Nerve injuries can be classified as neurapraxia, axonotmesis, or neurotmesis. Neurapraxia is the mildest form of nerve injury and neurotmesis the most severe. Neurapraxia may be associated with a temporary block to conduction or nerve demyelination without axonal disruption. Spontaneous recovery takes 2 weeks to 2 months. Axonotmesis involves an actual loss of axonal continuity; however, connective tissue supporting structures remain intact and allow axonal regeneration. Finally, neurotmesis is transection of the peripheral nerve, and spontaneous regeneration is not possible. The mechanism of injury in our patient suggests that the pathology was neurapraxia.1,15

Management of these injuries should proceed according to basic extremity injury–care practices. Initial care should include thorough neurovascular and radiographic evaluations. If nerve deficits are present with a closed injury and minimal fracture displacement, treatment can include observation and serial examinations with a baseline EMG, or waiting until 4 to 6 weeks after injury to obtain an EMG if there are no signs of nerve recovery.
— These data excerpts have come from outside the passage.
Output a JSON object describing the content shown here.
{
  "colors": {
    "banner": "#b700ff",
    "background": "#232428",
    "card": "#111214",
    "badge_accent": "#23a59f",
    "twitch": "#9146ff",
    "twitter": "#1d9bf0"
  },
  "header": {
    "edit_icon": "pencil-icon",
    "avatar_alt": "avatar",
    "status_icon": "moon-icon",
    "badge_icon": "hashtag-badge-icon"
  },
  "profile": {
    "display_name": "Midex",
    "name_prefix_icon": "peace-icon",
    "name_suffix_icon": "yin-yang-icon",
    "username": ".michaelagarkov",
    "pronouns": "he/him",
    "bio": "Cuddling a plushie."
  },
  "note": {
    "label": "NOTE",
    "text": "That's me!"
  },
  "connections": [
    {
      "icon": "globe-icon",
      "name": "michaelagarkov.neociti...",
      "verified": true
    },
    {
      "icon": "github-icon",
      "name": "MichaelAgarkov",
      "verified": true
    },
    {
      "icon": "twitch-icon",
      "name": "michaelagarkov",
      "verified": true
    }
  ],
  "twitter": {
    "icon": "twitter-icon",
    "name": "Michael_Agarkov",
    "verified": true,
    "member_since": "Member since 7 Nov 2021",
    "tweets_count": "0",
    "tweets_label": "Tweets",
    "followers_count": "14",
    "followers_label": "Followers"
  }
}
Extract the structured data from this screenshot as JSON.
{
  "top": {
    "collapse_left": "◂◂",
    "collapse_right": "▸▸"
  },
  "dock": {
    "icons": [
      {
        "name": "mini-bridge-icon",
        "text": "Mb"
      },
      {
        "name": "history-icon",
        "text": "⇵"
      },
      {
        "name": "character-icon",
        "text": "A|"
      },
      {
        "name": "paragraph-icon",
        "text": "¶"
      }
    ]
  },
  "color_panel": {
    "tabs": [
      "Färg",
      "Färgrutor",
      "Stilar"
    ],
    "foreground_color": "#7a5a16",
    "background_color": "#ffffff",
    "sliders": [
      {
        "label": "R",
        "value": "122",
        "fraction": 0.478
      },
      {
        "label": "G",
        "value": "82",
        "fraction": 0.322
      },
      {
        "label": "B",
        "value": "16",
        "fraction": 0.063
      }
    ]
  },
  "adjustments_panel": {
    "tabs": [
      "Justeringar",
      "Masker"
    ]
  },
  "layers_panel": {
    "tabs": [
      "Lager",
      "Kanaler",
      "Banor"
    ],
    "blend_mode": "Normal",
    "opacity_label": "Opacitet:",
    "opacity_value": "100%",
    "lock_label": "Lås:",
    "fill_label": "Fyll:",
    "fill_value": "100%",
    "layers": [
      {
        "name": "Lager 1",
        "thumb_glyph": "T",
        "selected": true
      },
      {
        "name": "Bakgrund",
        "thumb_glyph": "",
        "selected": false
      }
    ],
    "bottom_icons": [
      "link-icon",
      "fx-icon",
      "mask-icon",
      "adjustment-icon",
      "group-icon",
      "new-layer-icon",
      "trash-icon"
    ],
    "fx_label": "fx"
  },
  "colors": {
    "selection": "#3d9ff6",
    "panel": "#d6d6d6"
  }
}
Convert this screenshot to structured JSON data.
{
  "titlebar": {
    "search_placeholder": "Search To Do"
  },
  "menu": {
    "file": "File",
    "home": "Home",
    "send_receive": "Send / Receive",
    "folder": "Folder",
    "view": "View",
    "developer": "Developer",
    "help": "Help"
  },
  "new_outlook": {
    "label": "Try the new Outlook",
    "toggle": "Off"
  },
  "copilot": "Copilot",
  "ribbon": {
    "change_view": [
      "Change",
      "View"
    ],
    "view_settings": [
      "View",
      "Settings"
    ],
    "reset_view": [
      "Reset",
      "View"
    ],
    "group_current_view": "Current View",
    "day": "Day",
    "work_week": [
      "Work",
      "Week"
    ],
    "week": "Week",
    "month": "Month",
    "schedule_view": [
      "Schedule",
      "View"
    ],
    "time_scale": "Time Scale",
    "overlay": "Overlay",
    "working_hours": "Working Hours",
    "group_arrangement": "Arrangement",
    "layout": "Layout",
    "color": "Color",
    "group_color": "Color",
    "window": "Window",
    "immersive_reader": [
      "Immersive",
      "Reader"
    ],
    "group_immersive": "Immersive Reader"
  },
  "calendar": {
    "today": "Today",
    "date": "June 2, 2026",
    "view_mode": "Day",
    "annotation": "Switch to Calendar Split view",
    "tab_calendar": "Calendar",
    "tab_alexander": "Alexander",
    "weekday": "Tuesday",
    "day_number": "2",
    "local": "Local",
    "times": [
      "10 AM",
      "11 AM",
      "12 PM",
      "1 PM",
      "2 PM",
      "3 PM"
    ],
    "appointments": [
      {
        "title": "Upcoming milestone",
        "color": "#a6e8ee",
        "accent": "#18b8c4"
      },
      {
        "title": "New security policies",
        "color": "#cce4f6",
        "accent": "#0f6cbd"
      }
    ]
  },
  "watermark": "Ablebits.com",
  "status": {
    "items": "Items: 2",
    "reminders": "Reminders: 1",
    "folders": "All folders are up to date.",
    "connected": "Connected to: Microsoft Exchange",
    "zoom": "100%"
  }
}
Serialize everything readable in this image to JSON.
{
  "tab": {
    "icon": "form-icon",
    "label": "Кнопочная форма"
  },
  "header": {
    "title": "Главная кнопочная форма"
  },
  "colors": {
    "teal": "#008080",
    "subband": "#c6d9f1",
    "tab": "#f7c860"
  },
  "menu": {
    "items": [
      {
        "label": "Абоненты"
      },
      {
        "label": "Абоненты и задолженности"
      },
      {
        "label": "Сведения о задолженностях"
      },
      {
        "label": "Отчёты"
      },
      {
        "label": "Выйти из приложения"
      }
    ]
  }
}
Early EMG testing and surgical exploration may be warranted if there is a concern for nerve disruption or entrapment, such as marked fracture displacement or an open injury. Additional early-care measures should include swelling control modalities and immobilization based on the type of fracture. Ultrasound was not readily available at the time of our patient’s injury, but it may be a helpful adjunct in guiding decision-making regarding whether to perform early surgical exploration for hematoma evacuation or nerve injury.16-18 Our case report was intended to provide an awareness of the unusual association between an isolated ulnar shaft fracture and a delayed ulnar nerve palsy in an athlete. Nerve injuries may be unrecognized in some patients in a trauma situation, since the focus is usually on the fracture and the typical patient does not have to return to high-demand, coordinated athletic activity, such as throwing a ball. Because of the possible delayed presentation of these nerve injuries, close observation of nerve function after ulna fractures from blunt trauma is warranted.